L’Obsolescence programmée de nos sentiments © 2018 Zidrou & Aimée de Jongh (Dargaud)

A 59 ans, Ulysse vient de perdre son boulot de déménageur après 40 ans de bons et loyaux services. Méditerranée, elle, depuis peu sexagénaire, vient de perdre sa mère. Dans les deux cas, le cafard en embuscade, et avec ça, la vieillesse qui pointe le bout de son nez ridé. Contre toute attente, ces deux cœurs solitaires vont vivre, après une rencontre fortuite, une histoire d’amour exceptionnelle.

l ne fait jamais bon vieillir quoi qu’on en dise, et personne ne souhaite expérimenter ce « naufrage », plus ou moins long dans la durée selon l’horloge interne de chacun. Pourtant, un jour ou l’autre, vient le moment où l’on vous laisse la place dans le bus, sans que l’on ait vu venir le coup. Et là, s’ensuit le temps des questionnements et peut-être de la déprime… A la soixantaine, peut-on encore être utile à quelqu’un et bâtir des projets ? Peut-on encore être désirable et connaître le grand amour quand on est seul ?
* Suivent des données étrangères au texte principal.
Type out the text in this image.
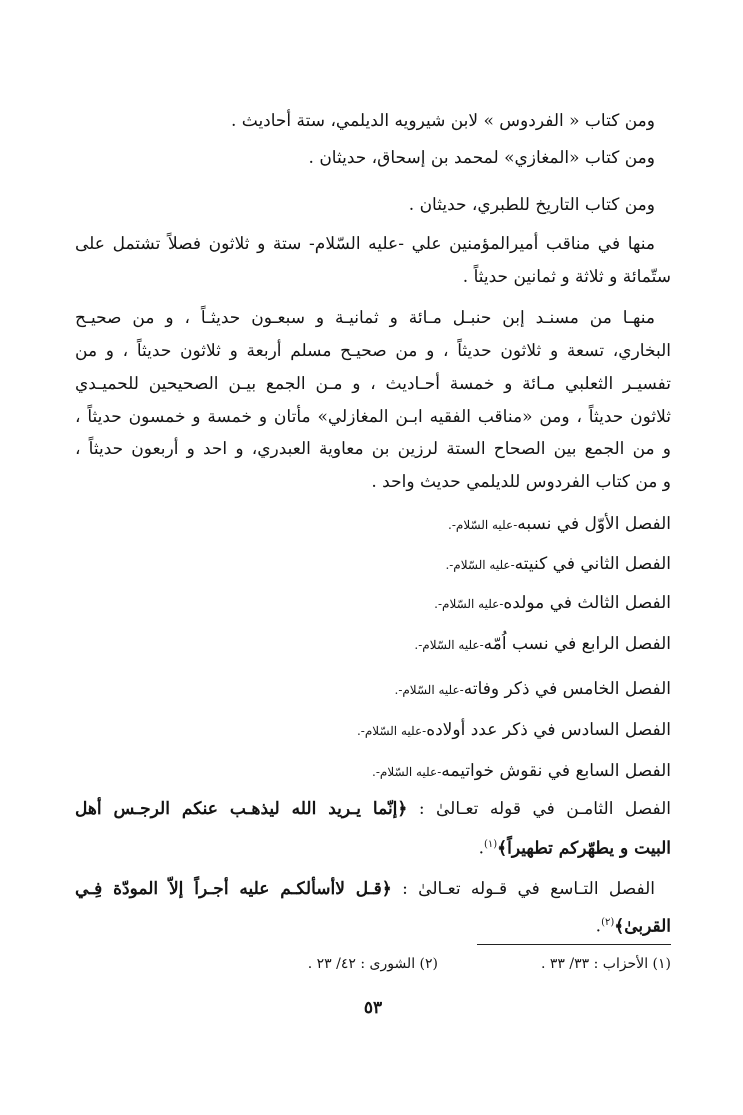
ومن كتاب « الفردوس » لابن شيرويه الديلمي، ستة أحاديث .
ومن كتاب «المغازي» لمحمد بن إسحاق، حديثان .
ومن كتاب التاريخ للطبري، حديثان .
منها في مناقب أميرالمؤمنين علي -عليه السّلام- ستة و ثلاثون فصلاً تشتمل على
ستّمائة و ثلاثة و ثمانين حديثاً .
منهـا من مسنـد إبن حنبـل مـائة و ثمانيـة و سبعـون حديثـاً ، و من صحيـح
البخاري، تسعة و ثلاثون حديثاً ، و من صحيـح مسلم أربعة و ثلاثون حديثاً ، و من
تفسيـر الثعلبي مـائة و خمسة أحـاديث ، و مـن الجمع بيـن الصحيحين للحميـدي
ثلاثون حديثاً ، ومن «مناقب الفقيه ابـن المغازلي» مأتان و خمسة و خمسون حديثاً ،
و من الجمع بين الصحاح الستة لرزين بن معاوية العبدري، و احد و أربعون حديثاً ،
و من كتاب الفردوس للديلمي حديث واحد .
الفصل الأوّل في نسبه-عليه السّلام-.
الفصل الثاني في كنيته-عليه السّلام-.
الفصل الثالث في مولده-عليه السّلام-.
الفصل الرابع في نسب اُمّه-عليه السّلام-.
الفصل الخامس في ذكر وفاته-عليه السّلام-.
الفصل السادس في ذكر عدد أولاده-عليه السّلام-.
الفصل السابع في نقوش خواتيمه-عليه السّلام-.
الفصل الثامـن في قوله تعـالىٰ : ﴿إنّما يـريد الله ليذهـب عنكم الرجـس أهل
البيت و يطهّركم تطهيراً﴾$^{(١)}$.
الفصل التـاسع في قـوله تعـالىٰ : ﴿قـل لاأسألكـم عليه أجـراً إلاّ المودّة فِـي
القربىٰ﴾$^{(٢)}$.
(١) الأحزاب : ٣٣/ ٣٣ .
(٢) الشورى : ٤٢/ ٢٣ .
٥٣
Avec cet album au titre original, mais ne reflétant guère son contenu, Zidrou nous propose quelques éléments de réponse, qui, il faut l’avouer, s’avèrent plutôt réconfortants. L’histoire, qui démarre dans une certaine noirceur liée à la problématique du vieillissement, opère un virage à 180° dès lors que la rencontre entre Ulysse et Méditerranée aura lieu. On assiste alors à une sorte de petit miracle qui, une fois passé le cap de l’acceptation des corps flétris, va rajeunir les visages et injecter du sourire dans les expressions, avant que ne soit posée la cerise rouge vif sur le gâteau de l’amour tardif dont on ne pourra rien dire ici pour éviter de spoiler le récit.
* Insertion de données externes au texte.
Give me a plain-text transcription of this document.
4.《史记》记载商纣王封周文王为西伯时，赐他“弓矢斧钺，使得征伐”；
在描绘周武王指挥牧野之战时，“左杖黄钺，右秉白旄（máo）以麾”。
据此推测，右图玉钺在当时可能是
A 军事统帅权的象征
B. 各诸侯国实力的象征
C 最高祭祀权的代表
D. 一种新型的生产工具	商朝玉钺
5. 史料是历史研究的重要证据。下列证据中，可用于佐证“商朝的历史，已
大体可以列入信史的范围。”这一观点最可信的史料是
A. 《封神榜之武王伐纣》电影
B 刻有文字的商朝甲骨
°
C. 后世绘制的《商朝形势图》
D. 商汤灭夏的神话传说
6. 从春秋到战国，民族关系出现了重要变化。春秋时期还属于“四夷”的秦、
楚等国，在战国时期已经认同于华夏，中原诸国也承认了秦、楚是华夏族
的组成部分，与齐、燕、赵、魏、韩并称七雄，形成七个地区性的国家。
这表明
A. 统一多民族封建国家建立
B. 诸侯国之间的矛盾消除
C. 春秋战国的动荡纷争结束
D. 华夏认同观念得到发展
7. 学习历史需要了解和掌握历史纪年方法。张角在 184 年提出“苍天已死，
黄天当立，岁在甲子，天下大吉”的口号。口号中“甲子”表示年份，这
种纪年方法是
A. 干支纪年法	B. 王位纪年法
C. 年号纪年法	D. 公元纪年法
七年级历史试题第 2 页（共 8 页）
L’Obsolescence programmée de nos sentiments est servie par de très beaux textes où l’humour n’est pas absent. L’auteur belge, qui n’en est pas moins lucide pour autant, montre, sans tabous, qu’il n’y a pas nécessairement de fatalité, quand bien même avec l’âge on en vient à se sentir « blanchi comme un cheval fourbu »1, comme le chantait avec tant de désespérance Léo Ferré. A ce titre, cette fable optimiste sur le temps qui passe trouverait peut-être davantage son inspiration dans la chanson d’un compatriote non moins célèbre, j’ai nommé Jacques Brel, qui déclamait de façon poignante que le feu pouvait rejaillir « d’un ancien volcan qu’on croyait trop vieux »2.
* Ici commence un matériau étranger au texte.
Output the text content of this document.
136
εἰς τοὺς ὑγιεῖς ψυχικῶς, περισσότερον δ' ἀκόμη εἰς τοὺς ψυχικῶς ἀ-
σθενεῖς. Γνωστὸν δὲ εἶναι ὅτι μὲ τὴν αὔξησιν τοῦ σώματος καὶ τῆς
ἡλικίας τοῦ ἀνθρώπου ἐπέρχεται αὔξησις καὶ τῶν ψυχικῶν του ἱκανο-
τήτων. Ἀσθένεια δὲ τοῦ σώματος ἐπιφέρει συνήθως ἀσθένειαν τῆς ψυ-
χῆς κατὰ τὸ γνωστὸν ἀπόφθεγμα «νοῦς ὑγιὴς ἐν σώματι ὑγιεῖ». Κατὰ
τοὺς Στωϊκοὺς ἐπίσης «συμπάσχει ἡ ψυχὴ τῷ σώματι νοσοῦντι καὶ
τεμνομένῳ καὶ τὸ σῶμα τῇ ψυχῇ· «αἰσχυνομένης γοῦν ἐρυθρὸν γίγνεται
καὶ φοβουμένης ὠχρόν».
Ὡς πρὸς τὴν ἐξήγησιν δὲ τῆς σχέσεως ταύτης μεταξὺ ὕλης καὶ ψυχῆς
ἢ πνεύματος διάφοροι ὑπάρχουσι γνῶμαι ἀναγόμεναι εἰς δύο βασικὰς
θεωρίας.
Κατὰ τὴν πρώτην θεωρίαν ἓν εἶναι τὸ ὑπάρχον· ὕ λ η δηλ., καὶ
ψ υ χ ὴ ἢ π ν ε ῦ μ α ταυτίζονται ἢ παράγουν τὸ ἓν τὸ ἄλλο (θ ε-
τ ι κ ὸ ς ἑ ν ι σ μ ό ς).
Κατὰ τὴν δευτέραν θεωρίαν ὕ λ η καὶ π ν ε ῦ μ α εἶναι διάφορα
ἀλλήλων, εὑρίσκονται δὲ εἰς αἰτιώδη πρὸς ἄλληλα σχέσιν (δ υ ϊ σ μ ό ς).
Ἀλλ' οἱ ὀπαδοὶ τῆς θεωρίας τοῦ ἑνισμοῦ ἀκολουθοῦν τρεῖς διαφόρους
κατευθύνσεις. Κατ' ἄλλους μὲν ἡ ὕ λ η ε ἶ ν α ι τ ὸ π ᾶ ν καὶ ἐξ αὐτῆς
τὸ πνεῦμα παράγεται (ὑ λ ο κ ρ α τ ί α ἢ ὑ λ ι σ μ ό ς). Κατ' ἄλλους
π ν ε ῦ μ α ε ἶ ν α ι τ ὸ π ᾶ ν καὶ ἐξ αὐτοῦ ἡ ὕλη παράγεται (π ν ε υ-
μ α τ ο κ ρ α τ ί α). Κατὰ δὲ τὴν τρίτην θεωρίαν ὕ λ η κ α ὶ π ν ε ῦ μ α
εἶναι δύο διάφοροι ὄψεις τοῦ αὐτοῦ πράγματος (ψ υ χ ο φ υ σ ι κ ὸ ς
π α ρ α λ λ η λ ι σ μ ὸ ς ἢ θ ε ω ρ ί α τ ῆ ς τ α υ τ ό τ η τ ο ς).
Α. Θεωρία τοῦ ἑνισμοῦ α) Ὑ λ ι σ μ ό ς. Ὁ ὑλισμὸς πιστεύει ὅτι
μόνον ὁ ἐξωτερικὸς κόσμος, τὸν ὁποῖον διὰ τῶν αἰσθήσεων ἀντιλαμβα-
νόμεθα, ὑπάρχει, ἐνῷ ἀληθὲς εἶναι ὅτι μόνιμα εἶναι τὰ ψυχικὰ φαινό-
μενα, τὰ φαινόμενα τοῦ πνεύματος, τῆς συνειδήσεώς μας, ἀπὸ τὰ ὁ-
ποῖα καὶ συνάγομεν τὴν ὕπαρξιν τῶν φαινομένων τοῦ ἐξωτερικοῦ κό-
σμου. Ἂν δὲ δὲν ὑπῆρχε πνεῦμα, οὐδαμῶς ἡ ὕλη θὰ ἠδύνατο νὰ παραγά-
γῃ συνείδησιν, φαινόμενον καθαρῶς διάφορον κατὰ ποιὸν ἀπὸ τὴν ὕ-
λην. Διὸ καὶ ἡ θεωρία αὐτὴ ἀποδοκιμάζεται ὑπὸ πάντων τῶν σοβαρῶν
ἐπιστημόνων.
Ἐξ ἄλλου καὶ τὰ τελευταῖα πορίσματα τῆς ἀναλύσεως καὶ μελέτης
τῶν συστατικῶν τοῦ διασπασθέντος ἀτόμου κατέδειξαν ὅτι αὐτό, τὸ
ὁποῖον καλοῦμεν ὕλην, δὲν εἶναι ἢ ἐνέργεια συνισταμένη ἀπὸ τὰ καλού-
Impossible de terminer cette chronique sans évoquer Aimée de Jongh, jeune dessinatrice néerlandaise déjà récompensée pour Le Retour de la bondrée, qui illustre avec sensibilité le récit de Zidrou. Alliant son trait expressif à un cadrage bien senti, elle fait ressortir aussi bien les tourments intérieurs des personnages que leur besoin criant d’amour, les rend encore plus vivants en y mettant toute sa tendresse et son humanité. La synergie entre les deux auteurs a donc très bien fonctionné pour cette love story séniorisante, trop belle pour être vraie diront les grincheux, mais comme une pause bienfaisante face au tic-tac implacable de l’horloge.

1. Avec le temps (1971) – Léo Ferré
2. Ne me quitte pas (1959) – Jacques Brel

L’Obsolescence programmée de nos sentiments
Scénario : Zidrou
Dessin : Aimée de Jongh
Editeur : Dargaud
144 pages – 19,99 €
Parution : 1er juin 2018

Extrait p.74 :
« Le corps se résigne plus vite que l’âme. Le temps le ride, l’injurie, l’humilie, le varice, le ménopause, l’essoufle, le caricature… Il fait avec, le corps, beau joueur. L’esprit, lui, est mauvais perdant. Il met du temps à souffler le même nombre de bougies que le corps. Il ne conçoit que par à-coups… par révélations douloureuses, par effrois successifs. »

L’Obsolescence programmée de nos sentiments © 2018 Zidrou & Aimée de Jongh (Dargaud)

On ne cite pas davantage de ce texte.